Forum Ewangelizacyjne e-SANCTI.net
Charyzmaty nadnaturalne i stosunek do nich: moja refleksja - Wersja do druku

+- Forum Ewangelizacyjne e-SANCTI.net (http://e-sancti.net/forum)
+-- Dział: Ewangelizacja (/forumdisplay.php?fid=8)
+--- Dział: Odnowa w Duchu Świętym (/forumdisplay.php?fid=14)
+---- Dział: Charyzmaty (/forumdisplay.php?fid=18)
+---- Wątek: Charyzmaty nadnaturalne i stosunek do nich: moja refleksja (/showthread.php?tid=676)

Strony: 1 2


Charyzmaty nadnaturalne i stosunek do nich: moja refleksja - Annnika - 05-08-2005 12:35

KIlka lat temu uczestniczyłam w warsztatach charyzmatycznych wspónoty londyńskiej Cor et Lumen Christi. Wiele tam sie działo, mieliśmy zobaczyć full działanie Mocy z Nieba. Ale potem przyszedł czas posuchy. Mało możliwości posługi w takim zakresie, kpiny przyjaciół i znajomych, niedowierzanie po stronei innych, itd., itp. Z czasem nawet proroctwa rzadsze i uzdrowienia.

Teraz byłam na kursie "Ewangelizacja z mocą". Jest to świetne usystematyzowanie i uporzadkowanie treści po "Szkole charyzmatów". Nie chcęzsdradzaćtreśći kutrsu ,bo nei o to chodzi. Ale zrozumaiąłm tam jendarzecz bardzo mocno.
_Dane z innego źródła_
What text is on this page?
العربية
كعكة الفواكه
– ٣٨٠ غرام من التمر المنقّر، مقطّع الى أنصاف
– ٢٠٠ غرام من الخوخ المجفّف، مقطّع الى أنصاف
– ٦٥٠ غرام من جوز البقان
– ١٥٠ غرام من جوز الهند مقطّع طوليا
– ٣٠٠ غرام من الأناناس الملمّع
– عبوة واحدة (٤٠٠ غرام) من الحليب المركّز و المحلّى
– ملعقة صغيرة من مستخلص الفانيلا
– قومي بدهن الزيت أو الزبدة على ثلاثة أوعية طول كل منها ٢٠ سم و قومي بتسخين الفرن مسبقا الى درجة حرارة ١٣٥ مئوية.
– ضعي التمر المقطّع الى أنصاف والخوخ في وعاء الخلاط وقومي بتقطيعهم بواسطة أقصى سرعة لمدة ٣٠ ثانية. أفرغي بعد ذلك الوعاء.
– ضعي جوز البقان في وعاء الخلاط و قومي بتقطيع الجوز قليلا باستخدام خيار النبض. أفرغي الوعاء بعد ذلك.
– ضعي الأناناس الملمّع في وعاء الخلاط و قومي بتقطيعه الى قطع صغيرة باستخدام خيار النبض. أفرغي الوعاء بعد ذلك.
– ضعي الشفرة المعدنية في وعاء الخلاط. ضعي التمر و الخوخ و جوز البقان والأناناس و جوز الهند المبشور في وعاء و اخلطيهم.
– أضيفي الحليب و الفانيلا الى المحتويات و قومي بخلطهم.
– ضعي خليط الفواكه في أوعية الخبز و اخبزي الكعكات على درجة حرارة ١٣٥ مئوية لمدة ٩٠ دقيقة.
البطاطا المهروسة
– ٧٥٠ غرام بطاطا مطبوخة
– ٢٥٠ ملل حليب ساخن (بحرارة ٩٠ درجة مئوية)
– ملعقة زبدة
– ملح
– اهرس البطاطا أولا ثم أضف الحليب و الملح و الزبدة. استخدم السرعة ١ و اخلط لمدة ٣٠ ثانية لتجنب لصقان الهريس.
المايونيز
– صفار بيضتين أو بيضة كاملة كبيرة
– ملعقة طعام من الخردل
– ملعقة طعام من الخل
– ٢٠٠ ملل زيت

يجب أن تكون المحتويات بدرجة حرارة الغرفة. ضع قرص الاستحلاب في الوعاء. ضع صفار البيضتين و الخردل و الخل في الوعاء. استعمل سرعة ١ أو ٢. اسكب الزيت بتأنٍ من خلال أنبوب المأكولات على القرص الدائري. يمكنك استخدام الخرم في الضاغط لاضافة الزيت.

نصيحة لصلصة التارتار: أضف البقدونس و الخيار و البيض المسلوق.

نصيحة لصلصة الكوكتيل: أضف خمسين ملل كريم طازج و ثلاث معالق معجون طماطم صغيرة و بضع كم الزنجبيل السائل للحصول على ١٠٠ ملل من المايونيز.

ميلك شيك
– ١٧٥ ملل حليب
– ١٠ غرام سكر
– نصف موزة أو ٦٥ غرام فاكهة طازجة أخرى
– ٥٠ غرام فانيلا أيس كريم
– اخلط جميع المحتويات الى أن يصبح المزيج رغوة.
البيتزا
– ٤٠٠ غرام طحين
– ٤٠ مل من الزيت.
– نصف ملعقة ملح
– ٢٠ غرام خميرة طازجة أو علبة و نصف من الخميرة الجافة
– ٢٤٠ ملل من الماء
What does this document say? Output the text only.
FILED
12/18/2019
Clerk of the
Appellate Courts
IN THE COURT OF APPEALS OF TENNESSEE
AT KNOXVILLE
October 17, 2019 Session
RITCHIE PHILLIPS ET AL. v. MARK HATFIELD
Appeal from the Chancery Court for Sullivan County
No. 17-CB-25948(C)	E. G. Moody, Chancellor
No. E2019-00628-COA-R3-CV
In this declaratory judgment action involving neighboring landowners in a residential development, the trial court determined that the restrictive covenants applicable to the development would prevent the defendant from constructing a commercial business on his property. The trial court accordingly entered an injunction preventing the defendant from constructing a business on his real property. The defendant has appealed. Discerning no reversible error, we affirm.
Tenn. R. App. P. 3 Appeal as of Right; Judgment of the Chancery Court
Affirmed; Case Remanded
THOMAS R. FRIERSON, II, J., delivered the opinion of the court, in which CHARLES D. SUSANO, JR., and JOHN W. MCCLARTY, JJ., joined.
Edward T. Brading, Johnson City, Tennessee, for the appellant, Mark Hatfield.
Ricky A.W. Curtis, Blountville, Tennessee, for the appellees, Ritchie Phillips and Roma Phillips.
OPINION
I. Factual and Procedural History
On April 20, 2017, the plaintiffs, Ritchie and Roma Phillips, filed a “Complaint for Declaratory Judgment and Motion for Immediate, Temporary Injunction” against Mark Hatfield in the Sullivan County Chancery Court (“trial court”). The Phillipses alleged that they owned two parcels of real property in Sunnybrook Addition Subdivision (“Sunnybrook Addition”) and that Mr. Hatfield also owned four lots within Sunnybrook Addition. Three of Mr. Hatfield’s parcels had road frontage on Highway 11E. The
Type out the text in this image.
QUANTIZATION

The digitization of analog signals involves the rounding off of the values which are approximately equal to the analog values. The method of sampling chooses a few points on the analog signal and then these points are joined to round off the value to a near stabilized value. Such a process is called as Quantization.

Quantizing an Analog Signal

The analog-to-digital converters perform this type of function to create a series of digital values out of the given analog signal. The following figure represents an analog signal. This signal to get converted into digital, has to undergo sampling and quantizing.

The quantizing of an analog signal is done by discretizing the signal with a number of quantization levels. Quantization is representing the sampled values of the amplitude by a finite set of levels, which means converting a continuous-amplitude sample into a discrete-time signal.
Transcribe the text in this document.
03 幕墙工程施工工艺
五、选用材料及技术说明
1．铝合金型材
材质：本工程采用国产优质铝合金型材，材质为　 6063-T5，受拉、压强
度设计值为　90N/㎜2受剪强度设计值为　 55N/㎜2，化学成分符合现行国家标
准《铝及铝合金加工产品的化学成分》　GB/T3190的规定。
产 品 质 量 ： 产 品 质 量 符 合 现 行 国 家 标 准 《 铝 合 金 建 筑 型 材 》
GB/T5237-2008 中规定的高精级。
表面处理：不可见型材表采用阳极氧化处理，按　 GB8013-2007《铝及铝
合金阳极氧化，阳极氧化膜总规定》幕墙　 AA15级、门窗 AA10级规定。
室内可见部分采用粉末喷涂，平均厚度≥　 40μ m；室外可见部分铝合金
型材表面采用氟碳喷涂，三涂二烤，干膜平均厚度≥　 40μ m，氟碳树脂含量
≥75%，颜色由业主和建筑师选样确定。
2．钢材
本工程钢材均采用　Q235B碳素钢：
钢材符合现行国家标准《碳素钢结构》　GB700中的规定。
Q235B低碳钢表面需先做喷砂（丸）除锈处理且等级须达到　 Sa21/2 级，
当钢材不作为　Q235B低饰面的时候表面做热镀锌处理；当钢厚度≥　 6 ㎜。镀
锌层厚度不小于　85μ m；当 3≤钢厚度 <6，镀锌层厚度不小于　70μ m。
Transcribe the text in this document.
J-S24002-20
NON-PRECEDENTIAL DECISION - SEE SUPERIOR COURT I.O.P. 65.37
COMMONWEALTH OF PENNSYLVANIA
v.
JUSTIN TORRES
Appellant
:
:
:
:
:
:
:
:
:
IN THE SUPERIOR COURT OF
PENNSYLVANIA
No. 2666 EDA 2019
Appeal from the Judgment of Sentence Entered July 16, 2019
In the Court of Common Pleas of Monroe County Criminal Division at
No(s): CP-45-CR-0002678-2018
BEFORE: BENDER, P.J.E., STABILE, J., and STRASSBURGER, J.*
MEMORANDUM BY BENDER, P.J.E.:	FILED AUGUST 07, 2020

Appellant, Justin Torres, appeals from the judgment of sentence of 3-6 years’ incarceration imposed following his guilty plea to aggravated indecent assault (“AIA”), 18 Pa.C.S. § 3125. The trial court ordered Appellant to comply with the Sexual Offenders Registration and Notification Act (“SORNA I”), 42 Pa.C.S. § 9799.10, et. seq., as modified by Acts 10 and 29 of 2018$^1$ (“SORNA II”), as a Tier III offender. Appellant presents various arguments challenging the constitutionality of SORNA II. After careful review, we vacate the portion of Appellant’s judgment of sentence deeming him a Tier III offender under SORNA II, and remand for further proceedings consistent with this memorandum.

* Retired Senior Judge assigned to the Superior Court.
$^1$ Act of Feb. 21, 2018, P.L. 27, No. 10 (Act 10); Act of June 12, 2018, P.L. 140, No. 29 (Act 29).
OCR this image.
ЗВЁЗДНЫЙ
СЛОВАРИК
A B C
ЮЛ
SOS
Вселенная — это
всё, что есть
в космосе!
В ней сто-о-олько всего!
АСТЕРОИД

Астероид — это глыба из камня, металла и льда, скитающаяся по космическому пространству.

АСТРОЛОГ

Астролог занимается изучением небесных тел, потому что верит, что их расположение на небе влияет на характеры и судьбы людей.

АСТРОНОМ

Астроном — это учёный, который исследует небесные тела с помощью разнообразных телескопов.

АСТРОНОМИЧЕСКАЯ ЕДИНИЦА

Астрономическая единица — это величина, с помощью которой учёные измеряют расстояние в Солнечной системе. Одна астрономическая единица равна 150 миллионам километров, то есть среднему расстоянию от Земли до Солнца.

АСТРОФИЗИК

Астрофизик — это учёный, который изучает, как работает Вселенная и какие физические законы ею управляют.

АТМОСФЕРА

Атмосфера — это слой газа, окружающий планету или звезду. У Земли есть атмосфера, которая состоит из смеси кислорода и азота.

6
Kiedy jesteśmy świeżo po nawróceniu, to wtedy proroctwa i inne tego typu wydarzenia mają służyc ugruntowaniu naszej wiary ( podobno prokok w sensie trwałej posługi i funkcji to ktoś, kto prorokuje w miarę regularnie i owocnie przez 6-7 lat). Potem przez czas posuchy Bóg uczy nas nie uzależniać naszej wiary od nadnaturalnego działania Ducha Świętego, nietraktowania Ducha Świętego jak skrzynki z narzędziami: "Dziś zamawiam uzdrowienia, a jutro uwolnienie. A w piatek jakieś fajne proroctwo. Co, nie ma ?? Nie lubisz mnie juz Boże ?? Nie będzie dreszczyku ?? To sie nie bawię " Celowo koloryzuję.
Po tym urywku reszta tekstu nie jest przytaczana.